Café da manhã em família

-Já são oito horas, meu amor. O café está na mesa. Fiz o seu omelete do jeito que você pediu. As crianças estão te esperando.

As batidas dadas na porta por sua esposa fizeram o homem abrir os olhos e sentir uma certa satisfação por ser o pilar de uma família tradicional. O despertador de Narciso já soara três vezes em um intervalo de quinze minutos, mas, pelo fato de ter chegado em casa além do horário habitual, depois de ter tomado algumas cervejas com os seus colegas de serviço após o futebol sagrado de todas as quartas-feiras, achou que poderia ficar até um pouco mais tarde na cama, afinal, embora não tivesse feito nenhum gol na noite anterior, tinha corrido mais e reclamado menos do que de costume.

As crianças já estavam sentadas em seus respectivos lugares, cada uma delas com um celular nas mãos, enquanto a mãe terminava de arrumar a pequena bagunça sobre a pía.

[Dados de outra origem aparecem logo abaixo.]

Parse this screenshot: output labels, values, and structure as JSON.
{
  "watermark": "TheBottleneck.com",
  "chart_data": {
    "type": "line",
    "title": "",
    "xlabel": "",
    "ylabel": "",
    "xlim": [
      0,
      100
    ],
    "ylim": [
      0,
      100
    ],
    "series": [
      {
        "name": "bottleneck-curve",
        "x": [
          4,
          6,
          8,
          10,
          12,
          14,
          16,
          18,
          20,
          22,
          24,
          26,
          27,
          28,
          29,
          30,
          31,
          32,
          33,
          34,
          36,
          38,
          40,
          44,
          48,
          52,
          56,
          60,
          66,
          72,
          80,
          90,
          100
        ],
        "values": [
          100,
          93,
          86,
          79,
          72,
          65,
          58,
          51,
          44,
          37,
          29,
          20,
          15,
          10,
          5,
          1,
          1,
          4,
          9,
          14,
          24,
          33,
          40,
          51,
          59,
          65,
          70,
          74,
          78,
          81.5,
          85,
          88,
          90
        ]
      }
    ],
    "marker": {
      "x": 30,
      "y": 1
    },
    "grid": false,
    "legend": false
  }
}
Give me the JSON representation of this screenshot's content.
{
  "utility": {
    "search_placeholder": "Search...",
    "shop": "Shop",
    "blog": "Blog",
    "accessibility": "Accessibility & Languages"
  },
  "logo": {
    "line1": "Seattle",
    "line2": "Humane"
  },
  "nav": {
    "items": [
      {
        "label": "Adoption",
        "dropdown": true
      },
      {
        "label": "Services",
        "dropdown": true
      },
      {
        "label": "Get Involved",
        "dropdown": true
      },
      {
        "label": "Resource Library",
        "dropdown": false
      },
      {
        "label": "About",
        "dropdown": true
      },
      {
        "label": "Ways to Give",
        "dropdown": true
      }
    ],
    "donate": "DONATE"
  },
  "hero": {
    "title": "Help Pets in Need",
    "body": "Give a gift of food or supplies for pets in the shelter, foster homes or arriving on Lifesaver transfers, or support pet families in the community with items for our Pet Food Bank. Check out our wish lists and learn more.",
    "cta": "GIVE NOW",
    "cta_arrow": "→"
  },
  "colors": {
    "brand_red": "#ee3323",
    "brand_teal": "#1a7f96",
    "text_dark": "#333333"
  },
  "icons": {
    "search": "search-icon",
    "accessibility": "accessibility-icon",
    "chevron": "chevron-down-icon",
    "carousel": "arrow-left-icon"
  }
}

O pai sentara-se à mesa.

-Bom dia, meu querido. Como foi ontem à noite com os seus amigos, divertiram-se bastante?

-A noite foi ótima. Perdemos o jogo mas a conversa pós jogo foi agradável.

-E conversaram sobre o que ?

-Sobre coisas que os homens costumam conversar, querida, política, negócios, futebol.

-Achei que os homens conversavam sobre mais coisas também.

-As vezes não sobra tempo, já que estes assuntos rendem bastante.

Após uns cinco segundos de silêncio, como para quebrar a quietude que ficara no ar, Narciso olhou para o casal de crianças e disse:

- Como foi a aula ontem, meninos, conseguiram fazer o dever de casa do qual estavam com dificuldades?

-Eu consegui fazer só a metade das contas de matemática, já que a mamãe não soube me explicar o restante dos exercícios, respondeu o menino.

- É de se imaginar, visto que as mulheres não são muito boas de contas. Tem que dar um desconto para a mamãe. Depois do café, se sobrar algum tempo, vejo isso pra ti.

A mãe pensou em falar algo que desmentisse essa observação, mas, por experiência familiar, sabia que seu marido tinha pequenos ataques de fúria quando descordavam de sua opinião, ainda mais pela manhã.

- E você, minha princesinha, conseguiu fazer o seu dever de casa?

- Sim, papai. Isso quer dizer que o senhor agora pode cumprir o que me prometeu: me dar o dinheiro para eu comprar aquela boneca que fala e faz xixi.

- Eu te prometi isso?

-Sim, papai. No final de semana passado o senhor disse que se eu me comportasse e fosse bem na escola, eu iria ganhar a boneca.

- Sei. E quanto custa essa boneca?

- 229 reais, disse a mãe.

- Um tanto caro essa boneca, né, minha filha. Quem sabe no dia das crianças.

Outro silêncio tomou conta do recinto. A mãe não disse nada, mas achou impressionante que para encher a cara de cerveja depois do jogo com os amigos, Narciso sempre tinha dinheiro sobrando.

- Além do mais, filha, o papai quer trocar de carro no final do ano. Embora o carro do papai tenha apenas dois anos, acredito que seja necessário termos um carro mais novo e mais potente.

Narciso já se imaginava chegando em casa de carro novo após o expediente de serviço, entrando com o carro no pátio sob os olhares dos vizinhos. Essa visão que lhe veio a mente, deu-lhe uma revigorada no espírito, fazendo com que desse mais fome no provedor da família.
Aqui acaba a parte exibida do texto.